Just because a couple is from the same race and country does not mean that they have the same culture. Two people of entirely different races could marry each other and literally have more in common than 2 people from the same race. According to Wikipedia:
Culture is a word for people’s ‘way of life’, meaning the way groups do things. Different groups of people may have different cultures.
This country is so vast and such a mish mash of cultures, ideas and with layers and layers of individual tradition. Diversity can indeed exist in a household with two African American people who have chosen to join their lives together. That being said, it’s easy to understand how a small town Black girl from Indiana, like me, who was raised Lutheran was unable to fully relate to my husband’s customs and traditions at the beginning of our marriage.
Hailing from Metro Detroit, my husband comes from a large family (8 kids) and was raised by both parents. His mom and dad were married for 50+ years. He was raised Baptist. Meanwhile, I was raised by a single mother and have one sister. I went to private school. He went to public school. We both went to college – -me on scholarship to a Big Ten University and him to technical school to learn a trade. Having such drastically different backgrounds was an issue early on from everything to the food we ate to the church we attended.
See, just because we were both Christians, didn’t mean that we would prefer the same church. I was used to hour long services that began and ended timely without incident or fanfare. Going to church with him was like going to a circus as far as I was concerned. And he thought my church was boring.

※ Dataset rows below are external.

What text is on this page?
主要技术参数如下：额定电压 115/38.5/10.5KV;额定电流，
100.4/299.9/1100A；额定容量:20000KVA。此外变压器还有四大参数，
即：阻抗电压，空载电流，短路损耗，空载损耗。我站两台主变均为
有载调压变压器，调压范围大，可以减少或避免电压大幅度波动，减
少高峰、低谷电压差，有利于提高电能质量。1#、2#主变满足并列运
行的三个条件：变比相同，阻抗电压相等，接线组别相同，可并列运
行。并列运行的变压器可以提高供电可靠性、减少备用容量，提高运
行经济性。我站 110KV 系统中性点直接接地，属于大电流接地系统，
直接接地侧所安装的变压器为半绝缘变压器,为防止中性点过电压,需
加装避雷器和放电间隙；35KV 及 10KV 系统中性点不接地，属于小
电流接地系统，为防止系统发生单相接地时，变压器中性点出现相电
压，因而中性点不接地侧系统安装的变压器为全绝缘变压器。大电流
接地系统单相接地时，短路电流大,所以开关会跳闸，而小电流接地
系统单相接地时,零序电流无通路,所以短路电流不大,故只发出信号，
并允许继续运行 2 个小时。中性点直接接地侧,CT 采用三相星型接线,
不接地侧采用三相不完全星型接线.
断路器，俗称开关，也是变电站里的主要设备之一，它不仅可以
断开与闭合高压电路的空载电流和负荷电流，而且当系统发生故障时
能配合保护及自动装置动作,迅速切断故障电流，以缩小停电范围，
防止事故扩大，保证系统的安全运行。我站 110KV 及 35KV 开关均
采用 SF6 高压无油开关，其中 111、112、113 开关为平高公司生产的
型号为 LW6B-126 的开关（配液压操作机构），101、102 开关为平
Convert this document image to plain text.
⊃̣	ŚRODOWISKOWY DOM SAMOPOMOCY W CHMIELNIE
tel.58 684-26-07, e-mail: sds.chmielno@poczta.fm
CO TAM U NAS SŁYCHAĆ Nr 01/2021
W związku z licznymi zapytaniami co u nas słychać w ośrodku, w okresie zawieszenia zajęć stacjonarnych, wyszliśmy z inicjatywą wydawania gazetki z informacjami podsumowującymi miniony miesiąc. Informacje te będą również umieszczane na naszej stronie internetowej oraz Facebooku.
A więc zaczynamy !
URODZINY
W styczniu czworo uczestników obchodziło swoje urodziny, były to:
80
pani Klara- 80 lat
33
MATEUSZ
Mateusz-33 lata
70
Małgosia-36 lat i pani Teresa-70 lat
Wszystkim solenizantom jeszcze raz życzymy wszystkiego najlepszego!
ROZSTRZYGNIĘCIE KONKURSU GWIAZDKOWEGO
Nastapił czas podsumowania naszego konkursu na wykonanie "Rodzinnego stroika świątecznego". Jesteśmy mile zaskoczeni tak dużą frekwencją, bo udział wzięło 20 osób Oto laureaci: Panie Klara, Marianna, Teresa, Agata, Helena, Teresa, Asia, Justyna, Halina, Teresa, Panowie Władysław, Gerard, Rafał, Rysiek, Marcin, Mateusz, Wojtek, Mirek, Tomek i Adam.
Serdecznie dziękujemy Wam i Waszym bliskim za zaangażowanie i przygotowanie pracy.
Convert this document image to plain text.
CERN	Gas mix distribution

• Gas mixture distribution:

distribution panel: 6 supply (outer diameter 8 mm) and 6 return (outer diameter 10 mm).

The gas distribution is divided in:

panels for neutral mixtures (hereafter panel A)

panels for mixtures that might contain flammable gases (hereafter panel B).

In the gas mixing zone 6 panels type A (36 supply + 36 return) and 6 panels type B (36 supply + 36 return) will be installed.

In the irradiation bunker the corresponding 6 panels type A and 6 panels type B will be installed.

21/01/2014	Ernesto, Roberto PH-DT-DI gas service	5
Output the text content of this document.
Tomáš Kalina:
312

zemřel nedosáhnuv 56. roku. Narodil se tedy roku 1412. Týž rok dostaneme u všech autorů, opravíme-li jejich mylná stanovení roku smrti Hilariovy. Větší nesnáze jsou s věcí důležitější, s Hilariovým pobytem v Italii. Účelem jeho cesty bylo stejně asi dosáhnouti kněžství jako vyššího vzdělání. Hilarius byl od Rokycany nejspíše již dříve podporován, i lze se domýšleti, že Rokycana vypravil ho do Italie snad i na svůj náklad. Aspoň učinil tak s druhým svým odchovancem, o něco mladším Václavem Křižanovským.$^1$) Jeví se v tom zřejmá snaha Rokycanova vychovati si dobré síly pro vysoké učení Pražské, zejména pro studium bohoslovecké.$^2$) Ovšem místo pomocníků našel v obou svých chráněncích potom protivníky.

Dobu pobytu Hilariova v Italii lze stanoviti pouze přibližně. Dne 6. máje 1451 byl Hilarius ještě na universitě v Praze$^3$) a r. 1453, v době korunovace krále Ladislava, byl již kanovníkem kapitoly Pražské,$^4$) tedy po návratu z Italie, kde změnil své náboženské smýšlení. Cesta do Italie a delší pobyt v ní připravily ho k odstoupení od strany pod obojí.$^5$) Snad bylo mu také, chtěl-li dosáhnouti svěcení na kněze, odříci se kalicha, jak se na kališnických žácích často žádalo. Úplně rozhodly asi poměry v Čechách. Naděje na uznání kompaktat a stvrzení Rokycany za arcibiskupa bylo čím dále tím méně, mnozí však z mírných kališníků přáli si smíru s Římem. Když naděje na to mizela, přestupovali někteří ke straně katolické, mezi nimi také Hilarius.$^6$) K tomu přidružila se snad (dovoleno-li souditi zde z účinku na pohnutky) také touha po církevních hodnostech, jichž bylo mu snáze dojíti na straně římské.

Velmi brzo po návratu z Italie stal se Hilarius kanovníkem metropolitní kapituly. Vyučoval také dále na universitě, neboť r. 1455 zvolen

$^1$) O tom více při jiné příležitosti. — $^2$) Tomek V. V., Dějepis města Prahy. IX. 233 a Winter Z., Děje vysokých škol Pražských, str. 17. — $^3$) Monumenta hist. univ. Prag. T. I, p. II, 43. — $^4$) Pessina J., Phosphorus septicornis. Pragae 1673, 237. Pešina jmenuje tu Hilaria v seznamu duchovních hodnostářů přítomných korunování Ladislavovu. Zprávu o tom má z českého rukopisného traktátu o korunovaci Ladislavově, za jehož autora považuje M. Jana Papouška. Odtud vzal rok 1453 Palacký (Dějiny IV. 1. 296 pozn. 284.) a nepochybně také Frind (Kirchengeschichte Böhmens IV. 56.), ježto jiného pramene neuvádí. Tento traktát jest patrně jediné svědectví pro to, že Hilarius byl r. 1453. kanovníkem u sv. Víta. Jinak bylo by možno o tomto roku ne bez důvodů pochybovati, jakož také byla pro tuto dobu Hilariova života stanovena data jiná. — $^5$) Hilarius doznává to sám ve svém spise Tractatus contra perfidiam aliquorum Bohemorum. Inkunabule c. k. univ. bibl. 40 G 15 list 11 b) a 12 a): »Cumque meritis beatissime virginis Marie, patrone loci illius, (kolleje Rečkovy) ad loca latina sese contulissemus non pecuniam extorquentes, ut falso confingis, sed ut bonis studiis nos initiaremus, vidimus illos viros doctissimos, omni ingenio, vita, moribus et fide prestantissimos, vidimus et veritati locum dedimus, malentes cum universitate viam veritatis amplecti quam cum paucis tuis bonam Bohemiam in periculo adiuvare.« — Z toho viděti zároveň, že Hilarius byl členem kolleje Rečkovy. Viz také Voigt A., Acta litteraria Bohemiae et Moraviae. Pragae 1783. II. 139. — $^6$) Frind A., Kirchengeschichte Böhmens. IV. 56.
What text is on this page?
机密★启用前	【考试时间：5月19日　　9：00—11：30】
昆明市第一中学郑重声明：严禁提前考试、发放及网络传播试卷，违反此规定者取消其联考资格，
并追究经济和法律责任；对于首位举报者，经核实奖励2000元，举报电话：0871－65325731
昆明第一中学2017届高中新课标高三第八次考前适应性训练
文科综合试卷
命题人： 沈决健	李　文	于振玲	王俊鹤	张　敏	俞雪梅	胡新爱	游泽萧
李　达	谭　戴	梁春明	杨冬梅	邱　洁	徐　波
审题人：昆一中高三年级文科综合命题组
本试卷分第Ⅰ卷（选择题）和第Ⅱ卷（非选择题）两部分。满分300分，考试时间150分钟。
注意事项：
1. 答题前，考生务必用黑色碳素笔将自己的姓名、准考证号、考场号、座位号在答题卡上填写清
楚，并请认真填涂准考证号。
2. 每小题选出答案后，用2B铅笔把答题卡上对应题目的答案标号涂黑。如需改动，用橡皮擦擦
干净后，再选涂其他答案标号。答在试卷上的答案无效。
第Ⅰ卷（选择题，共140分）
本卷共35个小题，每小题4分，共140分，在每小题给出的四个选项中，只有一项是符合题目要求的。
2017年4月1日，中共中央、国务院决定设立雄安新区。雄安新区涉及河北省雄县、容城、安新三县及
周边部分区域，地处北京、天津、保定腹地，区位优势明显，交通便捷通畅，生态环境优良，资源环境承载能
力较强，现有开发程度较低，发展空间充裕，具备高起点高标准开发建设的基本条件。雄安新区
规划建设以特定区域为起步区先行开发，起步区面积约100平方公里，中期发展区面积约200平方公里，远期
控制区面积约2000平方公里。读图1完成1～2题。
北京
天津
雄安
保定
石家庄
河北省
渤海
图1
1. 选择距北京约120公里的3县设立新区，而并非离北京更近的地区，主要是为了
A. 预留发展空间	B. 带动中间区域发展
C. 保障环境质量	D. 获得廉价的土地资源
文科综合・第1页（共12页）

In his family, they all sat down to dinner together. In mine, we grabbed a plate and ate anywhere in the house. In his family, his mom stayed home and was there to greet them every day after school. In my family, we came home to an empty house while our mom worked two jobs.
I came from a family ruled for generations by women…He comes from a family of men. We lived for a time in a huge house with just a few people…They grew up in one small house with a jillion people.
The list goes on… there were just so many differences. But somehow, we have been able to build a stable life together, joining our two individual cultures. And we are now creating our own traditions with our kids. I just wish we had insight beforehand.
Here are just a few tips to make the transition to your happily ever after a bit easier.
- Take the time prior to marriage to really get to know your mate. ie: learn not just where they grew up but how they grew up.
- Talk about what traditions are important to them by discussing things like religion and holiday celebrations.
- Be willing to compromise in areas where your cultures differ.
If you think that because you unite with someone that LOOKS like you that you will share the same traditions and values, then you better think again.
There are many newlyweds who do not know this and they start their marriage journey off with conflict and unfair expectations. There are differences and similarities within all unions. Start your lives together by embracing your differences and celebrating your similarities while creating new and unique traditions of your own.
BMWK – In what ways does your culture or traditions differ between you and your mate?